Gesetzesänderung mitbestimmt
In der Schweiz durften Insekten lange Zeit nur für den Eigengebrauch gesammelt, gezüchtet und gegessen werden. Der Verkauf war verboten. Im Rahmen der Anpassung des Lebensmittelgesetzes an die EU-Normen brachten die Jungunternehmer auch das Thema Speiseinsekten aufs Tapet. Ihr Ziel: Die gesetzlichen Vorgaben für den Verzehr und Vertrieb von Insekten zu lockern. Sie setzten sich mit den Behörden zusammen und leisteten Aufklärungsarbeit. Sie vernetzten sich mit Politikern und brachten ihnen gar Mehlwurm-Burger zum Probieren ins Bundeshaus. Mit Erfolg. Seit 2017 sind Mehlwürmer, Grillen und Heuschrecken in der Schweiz unter Auflagen als Lebensmittel zugelassen.
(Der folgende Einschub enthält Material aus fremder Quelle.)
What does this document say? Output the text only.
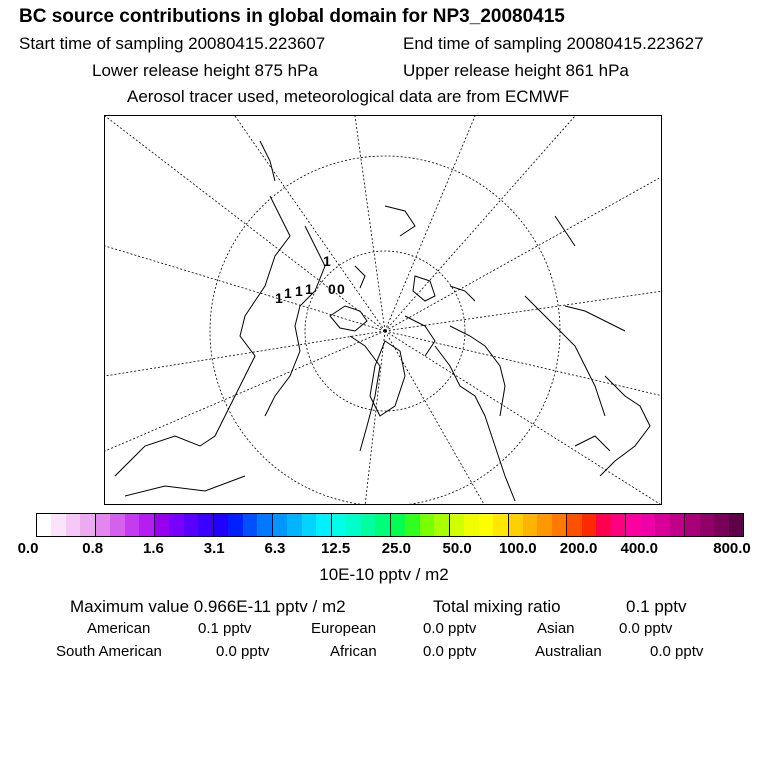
BC source contributions in global domain for NP3_20080415
Start time of sampling 20080415.223607	End time of sampling 20080415.223627
Lower release height 875 hPa	Upper release height 861 hPa
Aerosol tracer used, meteorological data are from ECMWF
1
1 1 1 1 0 0
0.0	0.8	1.6	3.1	6.3 12.5 25.0 50.0 100.0 200.0 400.0	800.0
10E-10 pptv / m2
Maximum value 0.966E-11 pptv / m2	Total mixing ratio	0.1 pptv
American	0.1 pptv	European	0.0 pptv	Asian	0.0 pptv
South American	0.0 pptv	African	0.0 pptv	Australian	0.0 pptv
Damit sei die Schweiz das erste westliche Land, das drei Insektenarten für den menschlichen Verzehr zulasse, so Bärtsch. «Es war eine intensive, aber auch sehr spannende Zeit. Wir leisteten enorm viel Pionierarbeit.» Und sie tun es immer noch. Nicht nur in der Schweiz. Mittlerweile sitzt der Jungunternehmer auch im Vorstand der International Platform of Insects for Food and Feed (IPIFF) mit Sitz in Brüssel. Dies ist eine gemeinnützige EU-Organisation, welche die Interessen des Insektenproduktionssektors gegenüber der EU-Politik vertritt.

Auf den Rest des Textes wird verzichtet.